We take our places at the table and hand to hand pour our strength into the match. I push and feel his strength meet me, and remember pushing his ten pound body into this world, carrying his sleepy body, heavy head dropped on my shoulder, carrying it up a total of how many hundred stairs to bed. I think of the night as his temper escalated in an argument with his brother and I tried to explain what he was feeling only to have him turn on me and rip me through with the words “You don’t know what I am thinking. You are not inside my head.” I recall excusing myself and lying face down on my bed to cry, knowing this is the inevitable separation—not when they cut the cord, but when the boy says “I am not you,” and pushes away.
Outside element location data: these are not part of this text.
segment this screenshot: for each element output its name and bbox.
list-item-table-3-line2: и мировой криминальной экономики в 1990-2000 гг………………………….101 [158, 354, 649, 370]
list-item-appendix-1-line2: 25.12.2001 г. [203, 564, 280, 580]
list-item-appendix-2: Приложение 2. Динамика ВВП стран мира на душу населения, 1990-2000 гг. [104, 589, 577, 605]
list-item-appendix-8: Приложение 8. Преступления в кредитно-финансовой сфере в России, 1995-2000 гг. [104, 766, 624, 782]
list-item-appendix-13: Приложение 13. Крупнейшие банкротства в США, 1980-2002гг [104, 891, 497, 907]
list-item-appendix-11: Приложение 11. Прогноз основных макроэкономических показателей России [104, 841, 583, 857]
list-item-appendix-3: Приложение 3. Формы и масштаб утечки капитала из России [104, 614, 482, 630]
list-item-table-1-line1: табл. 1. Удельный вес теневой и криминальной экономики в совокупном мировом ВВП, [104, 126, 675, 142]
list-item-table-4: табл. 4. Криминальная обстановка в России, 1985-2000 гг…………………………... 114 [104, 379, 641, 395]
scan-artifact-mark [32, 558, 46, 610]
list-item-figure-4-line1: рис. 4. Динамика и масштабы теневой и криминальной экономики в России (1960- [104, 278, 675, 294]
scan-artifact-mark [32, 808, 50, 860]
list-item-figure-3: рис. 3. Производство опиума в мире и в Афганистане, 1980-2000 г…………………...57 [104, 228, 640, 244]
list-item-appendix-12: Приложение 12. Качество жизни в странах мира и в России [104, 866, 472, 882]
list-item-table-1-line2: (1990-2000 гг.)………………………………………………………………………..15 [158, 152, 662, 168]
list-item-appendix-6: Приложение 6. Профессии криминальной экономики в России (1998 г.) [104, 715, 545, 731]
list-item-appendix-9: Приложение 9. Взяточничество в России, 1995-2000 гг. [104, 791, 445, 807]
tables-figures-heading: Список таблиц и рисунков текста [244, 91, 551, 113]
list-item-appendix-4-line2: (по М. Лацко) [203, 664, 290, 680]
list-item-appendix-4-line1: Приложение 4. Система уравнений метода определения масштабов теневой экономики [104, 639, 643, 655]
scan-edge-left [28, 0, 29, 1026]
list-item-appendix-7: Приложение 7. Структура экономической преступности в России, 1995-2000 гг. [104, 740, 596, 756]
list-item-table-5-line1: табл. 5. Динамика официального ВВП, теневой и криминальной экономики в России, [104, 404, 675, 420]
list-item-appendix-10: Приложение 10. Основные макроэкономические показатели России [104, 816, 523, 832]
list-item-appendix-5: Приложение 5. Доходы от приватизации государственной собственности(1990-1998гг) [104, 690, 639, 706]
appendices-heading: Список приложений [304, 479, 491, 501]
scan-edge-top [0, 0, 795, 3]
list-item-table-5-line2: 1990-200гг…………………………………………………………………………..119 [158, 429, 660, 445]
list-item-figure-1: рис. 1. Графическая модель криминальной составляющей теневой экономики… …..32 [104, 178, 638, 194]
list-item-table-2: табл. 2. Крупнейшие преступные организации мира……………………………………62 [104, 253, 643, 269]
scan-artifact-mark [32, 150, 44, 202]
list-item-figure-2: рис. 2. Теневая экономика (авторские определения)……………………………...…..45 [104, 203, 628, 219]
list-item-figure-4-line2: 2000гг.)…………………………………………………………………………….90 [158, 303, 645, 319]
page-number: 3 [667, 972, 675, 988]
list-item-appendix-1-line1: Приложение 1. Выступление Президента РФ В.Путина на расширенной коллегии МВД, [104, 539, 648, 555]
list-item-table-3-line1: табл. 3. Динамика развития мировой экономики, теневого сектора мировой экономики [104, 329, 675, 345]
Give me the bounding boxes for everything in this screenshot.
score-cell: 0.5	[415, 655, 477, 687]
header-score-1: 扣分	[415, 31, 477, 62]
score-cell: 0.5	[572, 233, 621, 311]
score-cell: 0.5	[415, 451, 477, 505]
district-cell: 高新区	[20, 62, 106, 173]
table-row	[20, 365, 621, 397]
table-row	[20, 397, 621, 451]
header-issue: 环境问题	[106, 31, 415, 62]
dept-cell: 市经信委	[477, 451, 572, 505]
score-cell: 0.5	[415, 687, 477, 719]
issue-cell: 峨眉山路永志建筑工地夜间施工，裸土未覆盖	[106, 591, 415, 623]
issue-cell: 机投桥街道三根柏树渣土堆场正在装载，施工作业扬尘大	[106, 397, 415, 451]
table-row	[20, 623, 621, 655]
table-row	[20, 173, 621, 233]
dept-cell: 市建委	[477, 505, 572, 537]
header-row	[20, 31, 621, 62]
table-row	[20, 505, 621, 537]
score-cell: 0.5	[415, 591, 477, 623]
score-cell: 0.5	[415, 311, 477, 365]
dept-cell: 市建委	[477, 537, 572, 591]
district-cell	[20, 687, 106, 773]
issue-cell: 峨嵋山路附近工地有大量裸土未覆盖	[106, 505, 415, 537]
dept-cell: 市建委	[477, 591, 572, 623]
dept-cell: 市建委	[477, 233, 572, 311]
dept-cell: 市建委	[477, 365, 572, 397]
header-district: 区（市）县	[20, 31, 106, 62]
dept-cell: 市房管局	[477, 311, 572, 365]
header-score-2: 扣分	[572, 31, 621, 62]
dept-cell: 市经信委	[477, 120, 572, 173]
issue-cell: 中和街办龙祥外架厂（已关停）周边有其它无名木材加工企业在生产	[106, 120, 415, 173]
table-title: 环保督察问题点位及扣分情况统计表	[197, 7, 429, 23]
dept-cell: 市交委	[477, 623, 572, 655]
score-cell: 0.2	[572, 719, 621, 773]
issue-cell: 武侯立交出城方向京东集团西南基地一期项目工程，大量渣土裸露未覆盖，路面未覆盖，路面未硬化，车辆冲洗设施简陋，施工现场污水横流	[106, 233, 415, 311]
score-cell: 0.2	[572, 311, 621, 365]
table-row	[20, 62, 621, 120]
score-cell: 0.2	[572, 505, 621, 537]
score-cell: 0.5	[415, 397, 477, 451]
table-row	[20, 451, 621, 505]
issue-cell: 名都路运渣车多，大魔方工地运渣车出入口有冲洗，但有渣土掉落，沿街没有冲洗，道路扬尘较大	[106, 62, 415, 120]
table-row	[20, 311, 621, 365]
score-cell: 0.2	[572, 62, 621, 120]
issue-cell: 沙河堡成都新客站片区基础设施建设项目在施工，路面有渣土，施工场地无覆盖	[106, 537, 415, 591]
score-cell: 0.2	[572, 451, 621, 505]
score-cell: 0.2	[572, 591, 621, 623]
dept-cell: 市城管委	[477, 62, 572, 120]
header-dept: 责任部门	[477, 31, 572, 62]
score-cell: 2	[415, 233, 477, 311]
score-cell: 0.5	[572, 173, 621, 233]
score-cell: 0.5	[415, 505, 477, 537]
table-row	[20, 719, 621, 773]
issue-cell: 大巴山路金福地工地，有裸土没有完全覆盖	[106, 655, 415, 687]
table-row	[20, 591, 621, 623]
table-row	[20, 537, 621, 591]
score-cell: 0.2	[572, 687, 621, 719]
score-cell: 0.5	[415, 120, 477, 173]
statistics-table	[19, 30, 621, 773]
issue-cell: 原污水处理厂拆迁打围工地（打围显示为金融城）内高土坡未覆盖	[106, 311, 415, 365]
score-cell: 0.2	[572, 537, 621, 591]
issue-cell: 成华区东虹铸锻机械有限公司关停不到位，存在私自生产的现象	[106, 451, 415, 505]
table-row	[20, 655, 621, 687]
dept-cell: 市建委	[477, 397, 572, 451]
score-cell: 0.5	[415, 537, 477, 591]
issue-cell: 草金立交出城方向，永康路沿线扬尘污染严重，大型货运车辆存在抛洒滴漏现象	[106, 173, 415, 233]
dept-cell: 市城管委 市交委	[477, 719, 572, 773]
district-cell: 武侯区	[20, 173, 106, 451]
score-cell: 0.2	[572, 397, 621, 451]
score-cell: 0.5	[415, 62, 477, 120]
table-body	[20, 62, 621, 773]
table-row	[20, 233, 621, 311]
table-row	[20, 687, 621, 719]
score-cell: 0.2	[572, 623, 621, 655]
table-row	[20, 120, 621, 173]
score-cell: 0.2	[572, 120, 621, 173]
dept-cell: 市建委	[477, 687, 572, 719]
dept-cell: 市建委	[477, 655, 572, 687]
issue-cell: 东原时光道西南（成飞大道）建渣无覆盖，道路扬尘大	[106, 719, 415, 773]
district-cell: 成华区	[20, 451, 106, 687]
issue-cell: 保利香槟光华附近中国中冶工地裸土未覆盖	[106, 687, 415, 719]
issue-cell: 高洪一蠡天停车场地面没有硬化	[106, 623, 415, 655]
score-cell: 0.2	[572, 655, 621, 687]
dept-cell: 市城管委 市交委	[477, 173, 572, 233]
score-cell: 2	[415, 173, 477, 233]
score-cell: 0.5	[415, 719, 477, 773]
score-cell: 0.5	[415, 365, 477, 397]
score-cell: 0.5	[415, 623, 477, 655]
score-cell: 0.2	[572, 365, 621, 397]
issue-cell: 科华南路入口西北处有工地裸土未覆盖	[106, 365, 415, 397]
I remember too how less than three minutes later, without ever lifting my face from the pillow I was tackled with a hug, a low mumbled “love you mom” and then he disappeared again.
Eleven years—almost twelve, I have prevailed. This Tuesday night, I feel the shift. It takes less than two minutes but long enough to make his arm hurt. In his moment of victory he does not gloat, but a smile spreads across his face and as he rubs his arm he confesses it was his hardest match yet. He had beaten every classmate, and quite a few in the grade above him, but never has he passed this bench mark and he knows it. He does not dance around or jump in the air with fist punching glory—he sits and rubs his arm, watching me, a quite smile on his face, no rush to leave me.
In this moment we know, some day, he will be the one who carries me. In this moment I know, he will be ready.
He may not yet be resilient enough or anywhere near wise enough to navigate this world without a parent’s guidance. But in this moment he knows he is now stronger than the mother’s arms which held him, shielded him, scooped him out of the path of danger, lifted him so that his weary dangling legs could rest; he now holds the greater strength. There is a certain loss even in victory as the victor is pushed a little further out into the world, having surpassed a primary defender to step closer to being on his own. It is all part of the ongoing dance of letting go. And really, if I must have this dance, his hand is one that fits mine so well that even when we do let go, we carry each other’s moves, and as I recede into the shade, catching momentary glimpses of my terrifying mortality, my son and I will always find a dance to share, his strong arms ready now to catch me when I fall.